A concurrent development system of an ASIC and a programmable logic device that is connected to a computer used by a user via a network and that develops an ASIC and a programmable logic device in response to the user's request ,
ASIC logic synthesis means for performing ASIC logic synthesis in response to the user's request;
ASIC logic synthesis result judging means for judging whether or not the ASIC logic synthesis result created by the ASIC logic synthesis means satisfies the speed performance requested by the user;
Programmable logic device logic synthesis means for executing logic synthesis of a programmable logic device based on a determination result by the ASIC logic synthesis result determination means;
Logic synthesis result display means for displaying the execution result of ASIC logic synthesis by the ASIC logic synthesis means and the execution result of programmable logic device logic synthesis by the programmable logic device logic synthesis means on the computer;
Logic synthesis notification means for notifying the user of the start and execution results of ASIC logic synthesis by the ASIC logic synthesis means and the execution start and execution results of programmable logic device logic synthesis by the programmable logic device logic synthesis means When,
A netlist generating means for generating a netlist composed of inter-port connection information of a plurality of functional blocks designated by the user from functional blocks constituting the ASIC in response to a request from the user;
ROM data generation means for generating ROM data in which the data of the logic synthesized target functional block is embedded in the net list generated by the net list generation means and the circuit of the programmable logic device is recorded;
ROM data generation result display means for displaying the generation result of the ROM data generated by the ROM data generation means on the computer;
A concurrent development system for an ASIC and a programmable logic device, comprising: ROM data generation result notification means for notifying the user of the generation result of the ROM data generated by the ROM data generation means by e-mail .   Temporary netlist generation for generating a netlist in which dummy circuits are inserted into the input terminal and output terminal of the functional block when the design of the functional block constituting the ASIC specified by the user is incomplete and circuit data does not exist The concurrent development system for an ASIC and a programmable logic device according to claim 1, further comprising means.
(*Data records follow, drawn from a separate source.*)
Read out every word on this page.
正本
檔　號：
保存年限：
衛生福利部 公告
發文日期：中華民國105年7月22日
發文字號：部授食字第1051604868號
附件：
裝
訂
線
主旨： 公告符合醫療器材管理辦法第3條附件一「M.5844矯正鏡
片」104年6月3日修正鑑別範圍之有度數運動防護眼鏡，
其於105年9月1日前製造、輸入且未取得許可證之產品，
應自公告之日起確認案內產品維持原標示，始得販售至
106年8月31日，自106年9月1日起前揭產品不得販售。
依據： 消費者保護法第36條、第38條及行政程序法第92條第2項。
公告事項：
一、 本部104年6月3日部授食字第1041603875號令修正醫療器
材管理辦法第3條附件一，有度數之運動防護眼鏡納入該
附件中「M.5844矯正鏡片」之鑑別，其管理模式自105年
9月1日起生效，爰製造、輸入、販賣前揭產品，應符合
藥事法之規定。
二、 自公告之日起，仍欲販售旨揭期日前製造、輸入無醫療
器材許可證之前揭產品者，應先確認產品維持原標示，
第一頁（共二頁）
The monitoring means for monitoring the scale of changes between the latest circuit data held by the user and the circuit data incorporated in the implementation design by the implement designer, and the monitoring result by the monitoring means and the time taken for the layout design are planned. A change timing notification means for notifying the user and the ASIC implementation designer by e-mail that the change is in a timing for reflection in the ASIC implementation design, and responding to the change timing notification means. concurrent development system ASIC and a programmable logic device according to claim 1 or 2, characterized in that it comprises reflecting stop request means and further that the user requests to stop by changing the date of the reflected and . A method for concurrent development of an ASIC and a programmable logic device that is connected to a computer used by a user via a network, and that meets the requirements of the user by a concurrent development system for the ASIC and the programmable logic device,
An ASIC logic synthesis step for performing ASIC logic synthesis in response to the user's request;
An ASIC logic synthesis result determination step for determining whether or not the ASIC logic synthesis result created by the ASIC logic synthesis step satisfies the speed performance requested by the user;
A programmable logic device logic synthesis step for performing logic synthesis of a programmable logic device based on the determination result of the ASIC logic synthesis result determination step;
A logic synthesis result display step of displaying on the computer the execution result of the ASIC logic synthesis by the ASIC logic synthesis step and the execution result of the programmable logic device logic synthesis by the programmable logic device logic synthesis step;
ASIC logic synthesis execution start and execution result by the ASIC logic synthesis step, and logic synthesis notification step of notifying the user of the execution start and execution result of the programmable logic device logic synthesis by the programmable logic device logic synthesis step to the user by e-mail When,
A netlist generating step for generating a netlist composed of inter-port connection information of a plurality of functional blocks designated by the user from functional blocks constituting the ASIC in response to a request from the user;
ROM data generation step of generating ROM data in which the data of the logic synthesis target functional block is embedded in the net list generated by the net list generation step and the circuit of the programmable logic device is recorded;
ROM data generation result display step for displaying the generation result of the ROM data generated by the ROM data generation step on the computer;
Features and to Turkey the concurrent development method that contains the ROM data generation result notification step of notifying email the result of generating the ROM data generated by the ROM data generating step to the user.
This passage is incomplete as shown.